Peptide Therapy Foundations: Secretagogues
Course Details
This course examines the growth hormone secretagogues as a working class: the peptides and small molecules that prompt the pituitary to release growth hormone rather than supplying the hormone directly. It is built for clinicians who want to understand how each agent acts, where the evidence sits, and how the choices differ at the level of receptor, half-life, and signaling pattern.
The lessons fall into two broad families. The first is the GHRH analogs, including Sermorelin, Mod GRF 1-29, CJC-1295, and Tesamorelin, which engage the growth hormone releasing hormone receptor and tend to preserve the body’s pulsatile, feedback-controlled secretion. The second is the ghrelin and growth hormone secretagogue receptor agonists, including Ipamorelin, Hexarelin, GHRP-2, GHRP-6, MK-677, and Anamorelin, which act through a separate pathway and vary in selectivity, potency, and off-target signaling.
Each lesson is grounded in the same clinical lens: what the agent is, how it works, what the evidence shows, and what a practitioner weighs before applying it. Together they give you a comparative map of the class so you can reason about an individual peptide in the context of its alternatives.
SSRP FACULTY
William Seeds, MD
William Seeds, MD
William Seeds, MD
Before establishing the SSRP Institute, Dr. Seeds served as a board-certified orthopedic surgeon and sports medicine specialist for nearly three decades, including Chief of Surgery, Orthopedic Residency Site Director, and Director of The Ohio Bone & Joint Institute for University Hospitals.
His significant contributions to sports medicine have been recognized at the NFL Hall of Fame. He has consulted for athletes across all major sports leagues, including the NFL, NHL, MLB, NBA, and even the performers on “Dancing with the Stars.”

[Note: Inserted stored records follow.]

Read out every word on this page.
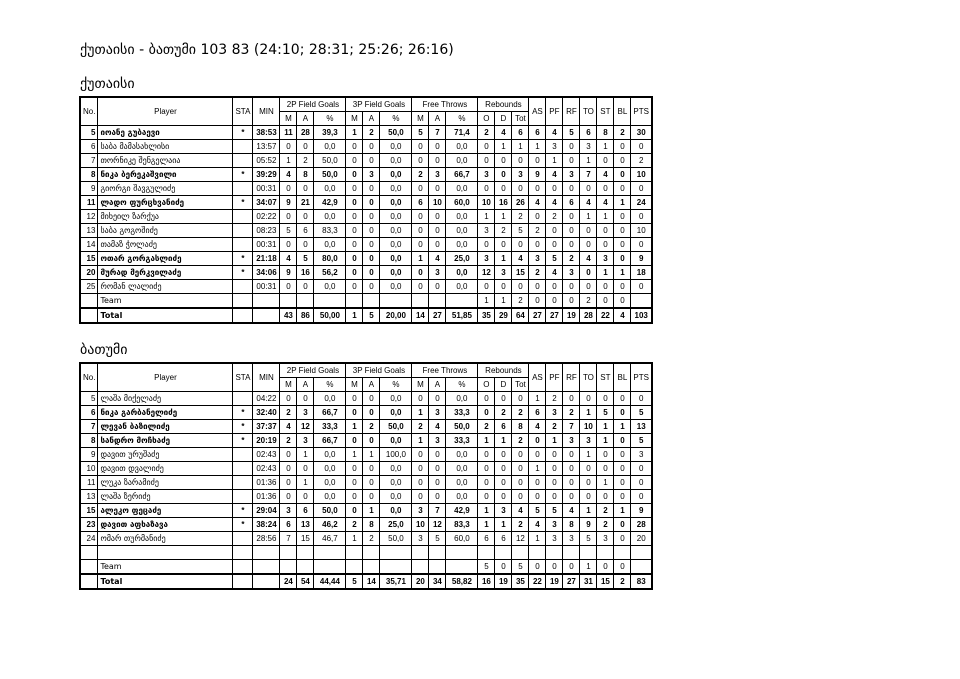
ქუთაისი - ბათუმი 103 83 (24:10; 28:31; 25:26; 26:16)
ქუთაისი
No.	Player	STA	MIN	2P Field Goals			3P Field Goals			Free Throws			Rebounds			AS	PF	RF	TO	ST	BL	PTS
				M	A	%	M	A	%	M	A	%	O	D	Tot							
5	იოანე გუბაევი	*	38:53	11	28	39,3	1	2	50,0	5	7	71,4	2	4	6	6	4	5	6	8	2	30
6	საბა მამასახლისი		13:57	0	0	0,0	0	0	0,0	0	0	0,0	0	1	1	1	3	0	3	1	0	0
7	თორნიკე შენგელაია		05:52	1	2	50,0	0	0	0,0	0	0	0,0	0	0	0	0	1	0	1	0	0	2
8	ნიკა ბერეკაშვილი	*	39:29	4	8	50,0	0	3	0,0	2	3	66,7	3	0	3	9	4	3	7	4	0	10
9	გიორგი შავგულიძე		00:31	0	0	0,0	0	0	0,0	0	0	0,0	0	0	0	0	0	0	0	0	0	0
11	ლადო ფურცხვანიძე	*	34:07	9	21	42,9	0	0	0,0	6	10	60,0	10	16	26	4	4	6	4	4	1	24
12	მიხეილ ზარქუა		02:22	0	0	0,0	0	0	0,0	0	0	0,0	1	1	2	0	2	0	1	1	0	0
13	საბა გოგოშიძე		08:23	5	6	83,3	0	0	0,0	0	0	0,0	3	2	5	2	0	0	0	0	0	10
14	თამაზ ჭოლაძე		00:31	0	0	0,0	0	0	0,0	0	0	0,0	0	0	0	0	0	0	0	0	0	0
15	ოთარ გორგასლიძე	*	21:18	4	5	80,0	0	0	0,0	1	4	25,0	3	1	4	3	5	2	4	3	0	9
20	მურად მერკვილაძე	*	34:06	9	16	56,2	0	0	0,0	0	3	0,0	12	3	15	2	4	3	0	1	1	18
25	რომან ლალიძე		00:31	0	0	0,0	0	0	0,0	0	0	0,0	0	0	0	0	0	0	0	0	0	0
	Team												1	1	2	0	0	0	2	0	0	
	Total			43	86	50,00	1	5	20,00	14	27	51,85	35	29	64	27	27	19	28	22	4	103
ბათუმი
No.	Player	STA	MIN	2P Field Goals			3P Field Goals			Free Throws			Rebounds			AS	PF	RF	TO	ST	BL	PTS
				M	A	%	M	A	%	M	A	%	O	D	Tot							
5	ლაშა მიქელაძე		04:22	0	0	0,0	0	0	0,0	0	0	0,0	0	0	0	1	2	0	0	0	0	0
6	ნიკა გარბანელიძე	*	32:40	2	3	66,7	0	0	0,0	1	3	33,3	0	2	2	6	3	2	1	5	0	5
7	ლევან ბაზილიძე	*	37:37	4	12	33,3	1	2	50,0	2	4	50,0	2	6	8	4	2	7	10	1	1	13
8	სანდრო მოჩხაძე	*	20:19	2	3	66,7	0	0	0,0	1	3	33,3	1	1	2	0	1	3	3	1	0	5
9	დავით ურუშაძე		02:43	0	1	0,0	1	1	100,0	0	0	0,0	0	0	0	0	0	0	1	0	0	3
10	დავით დვალიძე		02:43	0	0	0,0	0	0	0,0	0	0	0,0	0	0	0	1	0	0	0	0	0	0
11	ლუკა ზარამიძე		01:36	0	1	0,0	0	0	0,0	0	0	0,0	0	0	0	0	0	0	0	1	0	0
13	ლაშა ზერიძე		01:36	0	0	0,0	0	0	0,0	0	0	0,0	0	0	0	0	0	0	0	0	0	0
15	ალეკო ფეცაძე	*	29:04	3	6	50,0	0	1	0,0	3	7	42,9	1	3	4	5	5	4	1	2	1	9
23	დავით აფხაზავა	*	38:24	6	13	46,2	2	8	25,0	10	12	83,3	1	1	2	4	3	8	9	2	0	28
24	ომარ თურმანიძე		28:56	7	15	46,7	1	2	50,0	3	5	60,0	6	6	12	1	3	3	5	3	0	20

	Team												5	0	5	0	0	0	1	0	0	
	Total			24	54	44,44	5	14	35,71	20	34	58,82	16	19	35	22	19	27	31	15	2	83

Through his research at the SSRP Institute, Dr. Seeds continues to explore the cellular pathways and mechanisms that positively impact disease and dysfunction in the body as well as optimize physical performance.
Sermorelin
In-ProgressLesson Resources
Overview
Sermorelin is a synthetic 29-amino-acid analog of growth hormone releasing hormone (GHRH), the 44-amino-acid signal secreted from the hypothalamus. The 29-amino-acid sequence is the biologically active fragment that drives the GH pulse; the residues beyond it contribute little to receptor activation. Sermorelin was the first peptide synthesized to mimic endogenous GHRH, and it remains a useful reference point for understanding the wider class of secretagogues.
Mechanistically, Sermorelin binds the GHRH receptor, a GS protein coupled receptor on anterior pituitary somatotrophs. Activation raises cyclic AMP and PKA, opens calcium influx, and triggers exocytosis of stored growth hormone. PKA also drives CREB, increasing GH gene transcription and expanding pituitary reserve over time. Because release stays under somatostatin feedback, the system resists overstimulation. This is the central contrast the lesson draws with exogenous growth hormone.
The transcript also flags practical cautions. Absolute contraindications include active malignancy, pregnancy and breastfeeding, hypersensitivity to GHRH peptides, intracranial lesions, and increased intracranial pressure. Aromatase inhibitors and SERMs may blunt the IGF-1 response, since estrogen supports hepatic IGF-1 production through the JAK-2 STAT-5 pathway. Caloric restriction and high-intensity training shortly before injection can blunt the response, so timing matters.
The evidence base is honest about its limits: most studies are small, short, and male-predominant, with no large randomized trials in aging populations. Cycling schedules remain empirical, and some cognitive data derive from related analogs rather than Sermorelin itself.
Key clinical points
- Preserved feedback: Unlike injected growth hormone, Sermorelin maintains somatostatin negative feedback and the pulsatile release pattern, which keeps the overdose physiology self-limiting.
- Pituitary reserve: Sustained use can increase GH messenger RNA transcription and somatotroph reserve, supporting the neuroendocrine axis that tends to decline with age.
- Short half-life, timed dosing: The fragment clears in roughly ten to fifteen minutes, so bedtime dosing aligns with the nocturnal GH surge. Clinical practice described here ranges around 100 to 300 micrograms subcutaneously, titrated to IGF-1 response.
- Documented signals: Small clinical trials reported improvements in body composition, muscle strength, immune markers, sleep architecture, and measures of cognition. GHRH also activates sleep-regulatory neurons independent of GH itself.
- Regulatory framing: Sermorelin is available as a compounded preparation for off-label prescribing and is not FDA approved for anti-aging or longevity indications. Diagnoses should reflect mechanistic, metabolic, or immune processes.